Saturday, January 07, 2006

Bot Blocking Blacklist vs Whitelist

Since launching my scraper stopper all sorts of little bots have been caught and categorized with the number of them simply staggering and it doesn't seem to stop with new ones popping up daily.

My initial pass at blocking bots was the automated snare to stop them in real time, then let me review it and install a permanent IP block if I wanted or simply add the crawlers' user agent string to my blacklist and block any occurance from any IP, or all of the above..

Then I had an epiphany as this blacklist approach is simply too much work as the number of bots out there is just too much for any one person to deal with sorting out and banning, even with the assistance of automatation to stop them in real-time.

My new approach which was sweet and simple was just the opposite using the whitelist approach and now all bots are initially banned with only the ones I deem worthy being added to the whitelist after the fact.
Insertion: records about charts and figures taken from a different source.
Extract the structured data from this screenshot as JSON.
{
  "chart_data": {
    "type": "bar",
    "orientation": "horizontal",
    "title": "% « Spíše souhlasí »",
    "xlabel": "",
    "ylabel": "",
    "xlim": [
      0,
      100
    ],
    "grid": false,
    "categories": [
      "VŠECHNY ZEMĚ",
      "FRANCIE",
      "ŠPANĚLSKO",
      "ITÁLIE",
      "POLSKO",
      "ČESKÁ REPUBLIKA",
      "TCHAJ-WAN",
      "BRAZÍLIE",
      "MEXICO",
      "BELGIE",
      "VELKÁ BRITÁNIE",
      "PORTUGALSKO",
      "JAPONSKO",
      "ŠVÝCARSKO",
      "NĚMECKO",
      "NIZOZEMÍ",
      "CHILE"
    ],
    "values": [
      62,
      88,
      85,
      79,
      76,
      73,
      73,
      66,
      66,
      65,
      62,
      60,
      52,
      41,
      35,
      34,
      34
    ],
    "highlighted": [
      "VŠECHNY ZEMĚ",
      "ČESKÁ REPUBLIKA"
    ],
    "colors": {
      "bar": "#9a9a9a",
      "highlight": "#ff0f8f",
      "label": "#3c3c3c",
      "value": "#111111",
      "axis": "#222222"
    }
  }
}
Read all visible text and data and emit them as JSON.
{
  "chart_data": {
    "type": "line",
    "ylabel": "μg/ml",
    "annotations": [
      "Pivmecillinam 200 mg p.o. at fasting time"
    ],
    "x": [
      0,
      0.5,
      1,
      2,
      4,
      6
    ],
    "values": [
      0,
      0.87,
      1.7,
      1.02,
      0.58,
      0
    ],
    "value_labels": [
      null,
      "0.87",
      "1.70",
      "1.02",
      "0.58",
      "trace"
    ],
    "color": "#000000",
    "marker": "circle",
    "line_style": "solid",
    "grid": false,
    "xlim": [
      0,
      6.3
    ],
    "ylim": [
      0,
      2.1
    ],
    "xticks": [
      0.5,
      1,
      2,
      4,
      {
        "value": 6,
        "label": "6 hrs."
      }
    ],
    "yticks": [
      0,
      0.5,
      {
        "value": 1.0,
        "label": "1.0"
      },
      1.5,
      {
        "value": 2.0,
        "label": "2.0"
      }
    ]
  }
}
Compare the difference in the approach:

  • Previously blacklisted bots in the hundreds and growing
  • Current whitelisted bots less than 10
So it seems to me that the best policy to apply is block all, log the user agent strings requesting access, and only let in the ones you want and not vice versa or you'll just be spinning your wheels messing with every new scraper or Beta search engine (and there are a lot) to hit the internet.

3 comments:

Anonymous said...

I've looked at similar issues - how are you making the initial decision of 'is this a bot?'
The number of bots that are masquerading as IE is scary; its fairly easy to pick them by eye, as they don't download images or css and - most significantly - they are downloading the pages too darned fast!
Yes, a neural net could pick this up fairly quickly, but I;m curious as to what approach you've taken, as I haven't yet had time to really fix their bot butts :)

IncrediBILL said...

I can't disclose all of the things I use when profiling a bot or the scrapers might wise up and make it harder to tell.

What you said about easy to "pick them by eye" is what I've tried to translate into software making a robot profile.

Simply put, what files do they read, what files don't they read, how many pages, hot fast/slow/total duration, do they hit my spider trap pages, do they look at robots.txt, do they scan a special seeded page of links in sequential order, etc. etc.

I don't think I've snared any humans yet but if someone is stupid enough to read my robots.txt file all bets are off.

Anonymous said...

Ah. much the same as me, then :)
The robots.txt viewing is a challenge - 'we' are liable to look at other people's, to see what they are doing, and then may be treated as a bot :(
(Thanks for the answer, BTW :))